Canada, which already has some of the world’s toughest travel and quarantine rules, plans to introduce restrictions such as mandatory airport COVID-19 tests and hotel quarantines for up to three days.
Directing flights to four airports — Toronto, Montreal, Calgary and Vancouver — which started Thursday, has created headaches for some companies in smaller cities.
Separately, the hotel quarantines, which were announced last week but await the drafting of formal rules, are creating uncertainty among essential business travelers who normally do not have to self-isolate.
“This kind of approach with business travel is going to hamper our efforts to rebound,” said Anthony Norejko, president of the Canadian Business Aviation Association (CBAA).
Prime Minister Justin Trudeau told reporters on Friday that Canada was looking at ways to further strengthen its land border with the United States, which has been shut to non-essential travel for almost a year, but gave no details.
Public Safety Minister Bill Blair told a separate briefing that “commercial truckers will remain exempt to ensure that supply chains, essential services and support for critical infrastructure are not adversely affected.”
The CBAA has asked Transport Canada to exempt certain corporate aircraft operators flying for essential business to smaller Canadian cities from having to land at a major airport like Toronto due to the extra costs and time.
“We understand that the new requirements can create inconveniences and frustration for some travelers, but we are putting in place those requirements to protect the health of all Canadians,” Transport Canada said.
Manitoba hog processor HyLife last week grounded flights to Minnesota, where it owns a plant, opting instead for the nine-hour drive each way, said Chief Executive Officer Grant Lazaruk.
Lazaruk said the company still doesn’t know all the implications of the new rules, but said it would make little sense to fly between Minnesota and Winnipeg via Calgary.
One Canada-based charter service executive said on condition of anonymity that his traffic, already down about 30% due to the pandemic, has dived 70% on an annual basis since the announcement of new government requirements.

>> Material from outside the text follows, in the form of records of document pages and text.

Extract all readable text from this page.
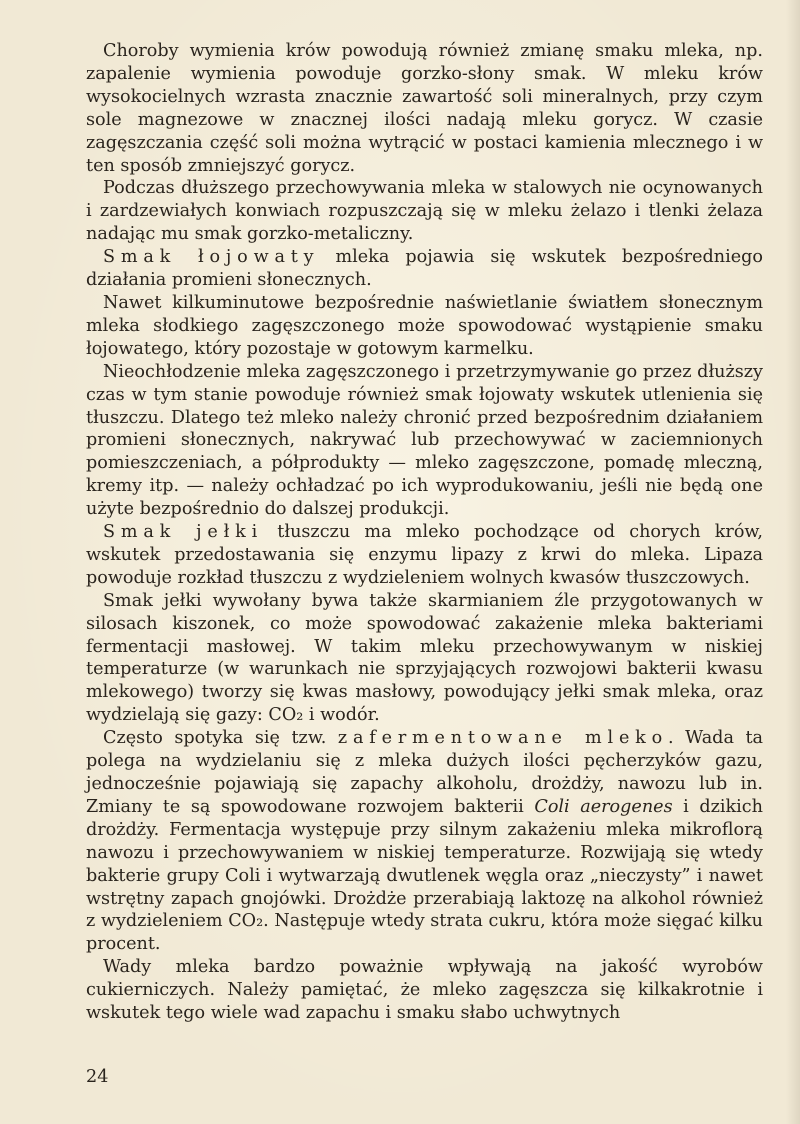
Choroby wymienia krów powodują również zmianę smaku mleka, np. zapalenie wymienia powoduje gorzko-słony smak. W mleku krów wysokocielnych wzrasta znacznie zawartość soli mineralnych, przy czym sole magnezowe w znacznej ilości nadają mleku gorycz. W czasie zagęszczania część soli można wytrącić w postaci kamienia mlecznego i w ten sposób zmniejszyć gorycz.

Podczas dłuższego przechowywania mleka w stalowych nie ocynowanych i zardzewiałych konwiach rozpuszczają się w mleku żelazo i tlenki żelaza nadając mu smak gorzko-metaliczny.

Smak łojowaty mleka pojawia się wskutek bezpośredniego działania promieni słonecznych.

Nawet kilkuminutowe bezpośrednie naświetlanie światłem słonecznym mleka słodkiego zagęszczonego może spowodować wystąpienie smaku łojowatego, który pozostaje w gotowym karmelku.

Nieochłodzenie mleka zagęszczonego i przetrzymywanie go przez dłuższy czas w tym stanie powoduje również smak łojowaty wskutek utlenienia się tłuszczu. Dlatego też mleko należy chronić przed bezpośrednim działaniem promieni słonecznych, nakrywać lub przechowywać w zaciemnionych pomieszczeniach, a półprodukty — mleko zagęszczone, pomadę mleczną, kremy itp. — należy ochładzać po ich wyprodukowaniu, jeśli nie będą one użyte bezpośrednio do dalszej produkcji.

Smak jełki tłuszczu ma mleko pochodzące od chorych krów, wskutek przedostawania się enzymu lipazy z krwi do mleka. Lipaza powoduje rozkład tłuszczu z wydzieleniem wolnych kwasów tłuszczowych.

Smak jełki wywołany bywa także skarmianiem źle przygotowanych w silosach kiszonek, co może spowodować zakażenie mleka bakteriami fermentacji masłowej. W takim mleku przechowywanym w niskiej temperaturze (w warunkach nie sprzyjających rozwojowi bakterii kwasu mlekowego) tworzy się kwas masłowy, powodujący jełki smak mleka, oraz wydzielają się gazy: CO₂ i wodór.

Często spotyka się tzw. zafermentowane mleko. Wada ta polega na wydzielaniu się z mleka dużych ilości pęcherzyków gazu, jednocześnie pojawiają się zapachy alkoholu, drożdży, nawozu lub in. Zmiany te są spowodowane rozwojem bakterii Coli aerogenes i dzikich drożdży. Fermentacja występuje przy silnym zakażeniu mleka mikroflorą nawozu i przechowywaniem w niskiej temperaturze. Rozwijają się wtedy bakterie grupy Coli i wytwarzają dwutlenek węgla oraz „nieczysty” i nawet wstrętny zapach gnojówki. Drożdże przerabiają laktozę na alkohol również z wydzieleniem CO₂. Następuje wtedy strata cukru, która może sięgać kilku procent.

Wady mleka bardzo poważnie wpływają na jakość wyrobów cukierniczych. Należy pamiętać, że mleko zagęszcza się kilkakrotnie i wskutek tego wiele wad zapachu i smaku słabo uchwytnych

24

“Business travel is dead,” he said.
Matt Poirier, director, trade policy for Canadian Manufacturers & Exporters, said his members are concerned by the lack of clear rules, especially because border agents have some discretion in determining whether a traveler is considered essential.
They are waiting for formal details from Canada on the new testing and hotel quarantine requirements.
“There is hesitation to travel, even though they have an exemption,” Poirier said.